Swimming with Salamanders and Dining with Deers
Beginning Elevation = 6,300
Ending Elevation = 5,700
Elevation Range = 5,700 – 7,100
Weather: Sunny, high 70’s/low 80’s ish
Pretty nice view to wake up to!
My hike began around 6:30am and about 10 minutes later I entered into the Marble Mountain Wilderness, which I’d stay in the rest of the day.
At first, I wasn’t sure how I felt about the place. I didn’t get the best first impression when I nearly stepped on this lethargic devil creature.
I’m pretty sure it’s a Californian Mud Brown Snake, which can grow to a length of 40 feet long, weigh over a ton, and reach around 3 feet at it’s thickest part of it’s body. Ok, maybe not, maybe that’s the prehistoric Titanaboa!
Truthfully, it didn’t take long into my walk to realize I was going to like this stretch just as much as the Trinity Alps and Russian Wilderness’. It has the same feel for the size and scope of the mountains and topography, but the main difference I noticed was here I was continually going in and out of burned areas. So often that the view looking out had a mix of brown and deep green.
You see those crazy mushrooms growing on the burned trees? Lots of flowers still too. At this point I’m claiming that my fav combo is the bright yellow and bright violet!
I took it a little slower today, taking more short breaks and not just bombing up hills and such. I could still feel the weird pain in my shin, but it didn’t really hurt. I did notice last night it seems to be slightly swollen. Anyway, during my lunch break, I figured now was the time to finally go for a swim in one of these lakes! Fischer Lake is the name of the lovely little pond I went for. Of course, I documented this experience…
I know, I know, I’ve been working on my beach bod whilst out here. Definitely got that tan going. And the boxer briefs hiked up real high is a good look as well I thought. This quick dip felt great! The lake wasn’t too cold, it was clear, there were little trouts jumping, and there were salamanders.

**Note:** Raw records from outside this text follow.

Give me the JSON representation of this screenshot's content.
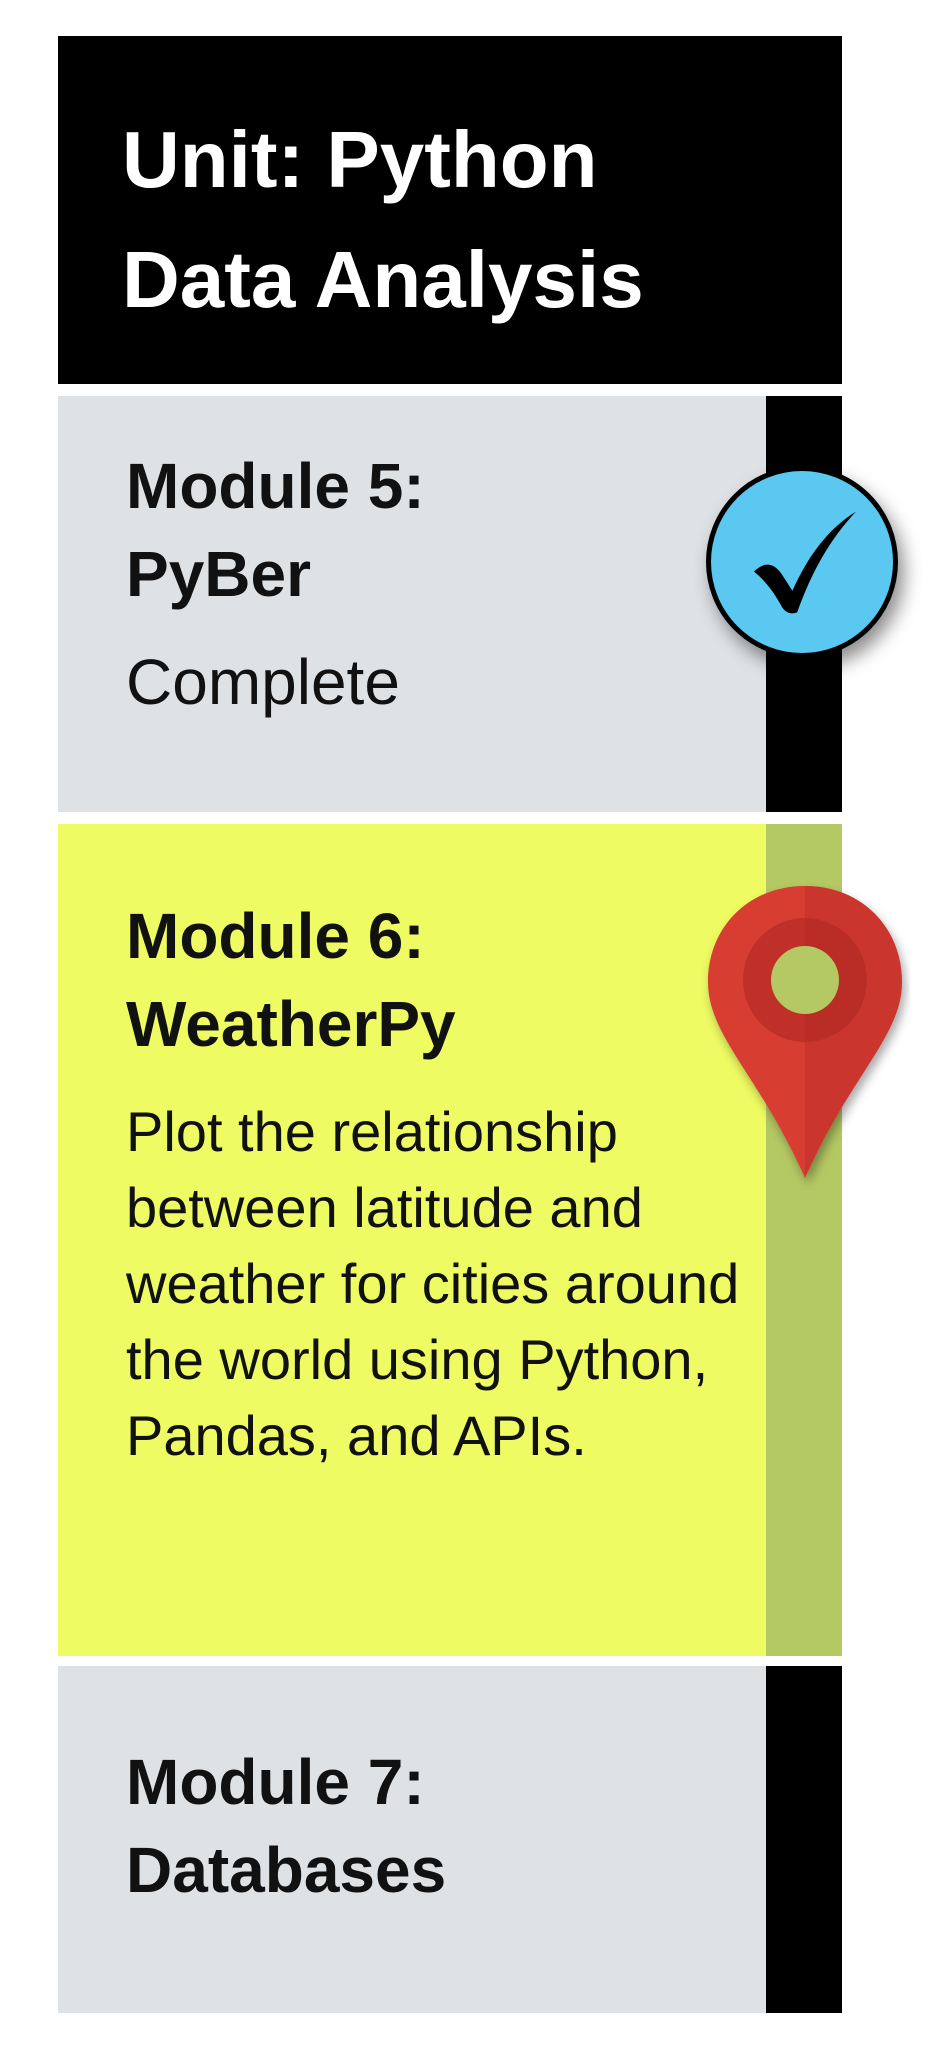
{
  "unit": {
    "title": "Unit: Python Data Analysis"
  },
  "modules": [
    {
      "title_line1": "Module 5:",
      "title_line2": "PyBer",
      "status": "Complete",
      "background": "#dfe2e5",
      "rail_color": "#000000",
      "icon": "check-icon"
    },
    {
      "title_line1": "Module 6:",
      "title_line2": "WeatherPy",
      "description": "Plot the relationship between latitude and weather for cities around the world using Python, Pandas, and APIs.",
      "background": "#eefb62",
      "rail_color": "#b4c863",
      "icon": "map-pin-icon"
    },
    {
      "title_line1": "Module 7:",
      "title_line2": "Databases",
      "background": "#dfe2e5",
      "rail_color": "#000000"
    }
  ],
  "colors": {
    "header_bg": "#000000",
    "check_badge": "#5bc8f1",
    "pin_red": "#d83c30",
    "pin_dark": "#b02a24"
  }
}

What else could you want for a swimming hole?
Yes folks, you read that correctly, salamanders. I actually didn’t realize it at first for this lake that I swam in. I’d seen something swimming out in the water and assumed it was a fish. But then, when I stopped to look at the next pond down the trail I saw about a dozen all at once, and realized that what I’d seen earlier was the same. Look at these things…
Now I called it a salamander, but do they even swim? Could it be a newt? or possibly a gecko?
Post-lunch were more beautiful views and flowers and a section where there were several small cascading streams across the trail from above. Along one of these, I found a butterfly party. As the Ancient Mongolian’s used to say, “A butterfly picture a day keeps the doctor away.” Must be true, because my diet certainly isn’t what has been keeping me healthy. There were also some super glistening mountain lakes too!
Just before reaching my intended tent site I believe I came across the marble of Marble Mountain. I should know more about marble, being a geologist and all, but nada. I have in my head that it’s limestone that’s been altered metamorphically, but this stuff I was seeing was a bit rough/course feeling and would expect marble to be more smooth. It did have clear, distinguishable layers though. My fellow geologists out there will have to confirm or flatten my theories.
I set up camp in Marble Valley (according to Guthook’s). There was a small little stream where I was able to get water and a bunch of flat spots. I set up with a view of a nice flowery meadow and then cooked dinner looking out over it waiting for the deers to show up. It just looked very deery to me. That, and there were comments in Guthook’s about overly friendly deer being present at this site.
Sure enough, they came. And they stayed til dark and beyond. And then more came. Three other hikers joined as well and together we spent our normal fall-asleep time “fighting” off the onslaught of deers. It’s a bit strange, but they seem to be big fans of salty things such as sweat and urine. And being not afraid of us, they came right up to our tents. Then, I’d shoo them away, and five minutes later they’d return. There were three different bucks attacking me. This big one with 9 antlers, one with four, and another little guy with two pencil-like points sticking up.
Eventually, I fell asleep. I’m not sure how late the deer kept coming or how close they got. I did at one point get out my headlamp, which was set on the red light setting, and look out to see the glaring eyes of the big buck 10 feet away. A bit frightening. It’s possible they were hanging out licking my sweaty backpack all night!